C’est sans doute le film qui a le plus contribué à populariser ce projet européen un peu fou, et le scénario de Cédric Klapisch pour l’Auberge espagnole (2002) donne le ton dès le début : «Tout a commencé là, quand mon avion a décollé… Oh la la, c’est pas une histoire d’avion qui décolle… Ou plutôt si, c’est une histoire de décollage.» Et décollage il y a eu, puisque Erasmus (acronyme improbable de «EuRopean community Action Scheme for the Mobility of University Students») est d’après plusieurs sondages le projet le plus populaire qu’ait engendré l’Union européenne. Basé sur la simple idée de permettre à des jeunes d’étudier quelques mois dans un autre pays de l’UE, il a accouché de plus de 15 millions d’échanges et – selon une extrapolation pas tout à fait scientifique de Bruxelles – de plus d’1 million de bébés nés de couples formés lors de ces voyages.

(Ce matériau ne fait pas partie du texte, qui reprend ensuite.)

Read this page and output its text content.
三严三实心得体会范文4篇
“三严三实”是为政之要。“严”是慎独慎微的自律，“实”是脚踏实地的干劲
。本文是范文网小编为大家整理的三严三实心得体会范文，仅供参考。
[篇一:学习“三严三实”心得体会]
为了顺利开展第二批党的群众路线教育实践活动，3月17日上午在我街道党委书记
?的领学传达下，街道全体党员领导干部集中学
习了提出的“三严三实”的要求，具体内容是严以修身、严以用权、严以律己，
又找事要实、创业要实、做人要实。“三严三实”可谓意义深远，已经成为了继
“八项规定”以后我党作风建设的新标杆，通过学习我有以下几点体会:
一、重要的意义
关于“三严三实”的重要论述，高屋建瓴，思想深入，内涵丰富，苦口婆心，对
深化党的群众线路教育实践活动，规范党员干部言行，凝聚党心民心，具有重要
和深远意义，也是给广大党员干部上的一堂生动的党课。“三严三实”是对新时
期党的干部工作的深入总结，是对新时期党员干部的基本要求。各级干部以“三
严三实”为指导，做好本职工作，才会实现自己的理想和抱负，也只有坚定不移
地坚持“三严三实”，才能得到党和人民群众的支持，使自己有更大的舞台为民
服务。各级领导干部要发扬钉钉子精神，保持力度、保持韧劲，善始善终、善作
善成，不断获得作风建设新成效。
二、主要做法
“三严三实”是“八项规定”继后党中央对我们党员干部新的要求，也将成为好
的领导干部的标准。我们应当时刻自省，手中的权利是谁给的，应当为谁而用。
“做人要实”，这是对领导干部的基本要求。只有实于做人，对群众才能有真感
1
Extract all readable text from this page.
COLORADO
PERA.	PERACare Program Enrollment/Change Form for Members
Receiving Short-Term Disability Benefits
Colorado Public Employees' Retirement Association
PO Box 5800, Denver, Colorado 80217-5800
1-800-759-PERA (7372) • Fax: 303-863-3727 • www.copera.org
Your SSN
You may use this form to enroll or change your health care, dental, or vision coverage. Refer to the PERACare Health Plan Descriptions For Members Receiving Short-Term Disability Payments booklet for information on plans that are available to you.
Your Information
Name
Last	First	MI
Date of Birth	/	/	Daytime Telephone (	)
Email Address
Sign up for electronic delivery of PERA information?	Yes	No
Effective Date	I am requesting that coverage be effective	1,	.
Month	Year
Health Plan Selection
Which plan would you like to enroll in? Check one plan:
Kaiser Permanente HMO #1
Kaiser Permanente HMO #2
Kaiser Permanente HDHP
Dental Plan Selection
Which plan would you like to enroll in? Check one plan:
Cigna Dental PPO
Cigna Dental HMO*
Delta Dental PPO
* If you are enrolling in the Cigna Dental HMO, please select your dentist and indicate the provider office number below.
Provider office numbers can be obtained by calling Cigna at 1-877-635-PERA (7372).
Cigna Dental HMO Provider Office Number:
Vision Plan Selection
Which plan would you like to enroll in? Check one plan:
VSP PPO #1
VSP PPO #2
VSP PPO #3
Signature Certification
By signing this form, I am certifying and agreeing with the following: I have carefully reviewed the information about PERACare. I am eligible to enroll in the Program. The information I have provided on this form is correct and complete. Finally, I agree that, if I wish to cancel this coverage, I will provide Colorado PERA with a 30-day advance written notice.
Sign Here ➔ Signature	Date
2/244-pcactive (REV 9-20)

Alors oui, l’euro est une réalisation bien plus importante, la PAC est bien mieux financée et Galileo aura demandé plus d’efforts, mais rien ne symbolise plus l’Europe qui marche qu’Erasmus. Nous avons retrouvé l’étudiante italienne qui, frustrée que l’université La Sapienza à Rome ne reconnaisse pas ses études à l’étranger, a enclenché le mouvement. A bientôt 90 ans, Sofia Corradi est restée une fervente militante du projet, finalement inauguré en 1987 par Jacques Delors et élargi depuis à d’autres pays : l’Islande, le Liechtenstein, la Macédoine du Nord, la Norvège, la Serbie et la Turquie en font aujourd’hui partie, même si l’Espagne continue d’être la destination préférée des étudiants français. Bien des obstacles ont dû être franchis – Margaret Thatcher menaçait en 1986 de ne pas approuver «cette absurdité enfantine» – avant qu’à peine 3 000 étudiants forment le premier contingent. Ils sont plus d’1 million par an aujourd’hui, et apparemment ces garçons et filles ne font pas qu’étudier. «Plus l’amour est parfait, plus la folie est grande», nous enseignait déjà en 1511 Erasme, prédisant le projet qui allait lui rendre hommage.